RIM Woos Enterprise Customers With One Free BlackBerry 10 Handset Per Company — If They Start Getting Ready For BB10

RIM’s latest move to shore up the remainder of its BlackBerry user base focuses on the enterprise segment. It’s announced a program to encourage businesses currently using BlackBerrys to start learning about the brave new world of BlackBerry 10: the next generation of its platform. BB10 is a complete OS reboot so the risk for RIM is that longtime BlackBerry users will be catapulted right out of their comfort zone — and into the arms of its rivals.

To mitigate this risk, RIM has announced a phased program for enterprise customers called the BlackBerry 10 Ready Program. Part of the program involves a giveaway of BlackBerry 10 handsets to companies who take steps to learn about BB10. It’s only one handset per company, while stocks last — and currently only for North American enterprise customers. (Although RIM says “additional countries are expected to follow with similar offers”.)

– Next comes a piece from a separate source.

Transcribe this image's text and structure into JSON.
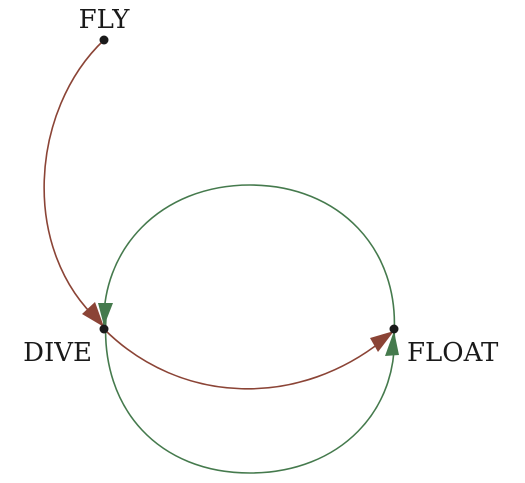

In order to get their free handset, BlackBerry enterprises customers must have BlackBerry Technical Support at the Advantage level or higher, and will need to install and run RIM’s mobile device management product, BlackBerry Mobile Fusion (which is say will be succeeded by BlackBerry Enterprise Server 10), and complete an online “learning course” to qualify. The offer expires at the end of February. Organizations who successfully jump through all RIM’s hoops will get a free BB10 smartphone when the OS launches, due at the end of January.

RIM is also launching a BB10 webcast series as part of the BlackBerry 10 Ready Program — as another way to prepare the ground for its business customers. It says the webcasts are “designed to share information, answer questions about RIM’s enterprise product portfolio, and prepare enterprise customers with the tools they need ahead of launch”.

In addition, RIM will be offering enterprise customers who buy BlackBerry 10 smartphones the ability to trade up their existing BlackBerry Enterprise Server licenses “on a one for one basis for free, until December 31, 2013”. The trade up can be done via an online tool that will be available in January.

Another component of the program — called the BlackBerry 10 Readiness Services — will also go live in January, offering a “set of services” — including change management and planning migration tools — to make it easier for business customers to migrate to BlackBerry 10.

“We remain committed to our enterprise customers and want to provide them with a head start on understanding the power of BlackBerry 10 and preparing their existing environments for the new mobile computing platform,” said Bryan Lee, Senior Director, Enterprise at RIM, in a statement. “The BlackBerry 10 Ready Program gives customers access to a variety of services, information, tools, and special offers to help ease their transition to BlackBerry 10 and BlackBerry Enterprise Service 10.”

In recent months RIM has been expending a lot of effort to try to encourage developers to get on board with BB10 and build the apps it needs to flesh out an ecosystem. But of course an ecosystem needs a health base of device users if it’s not to be dead in the water. RIM had only a 4.3 percent share of the global smartphone market in Q3, according to analyst IDC.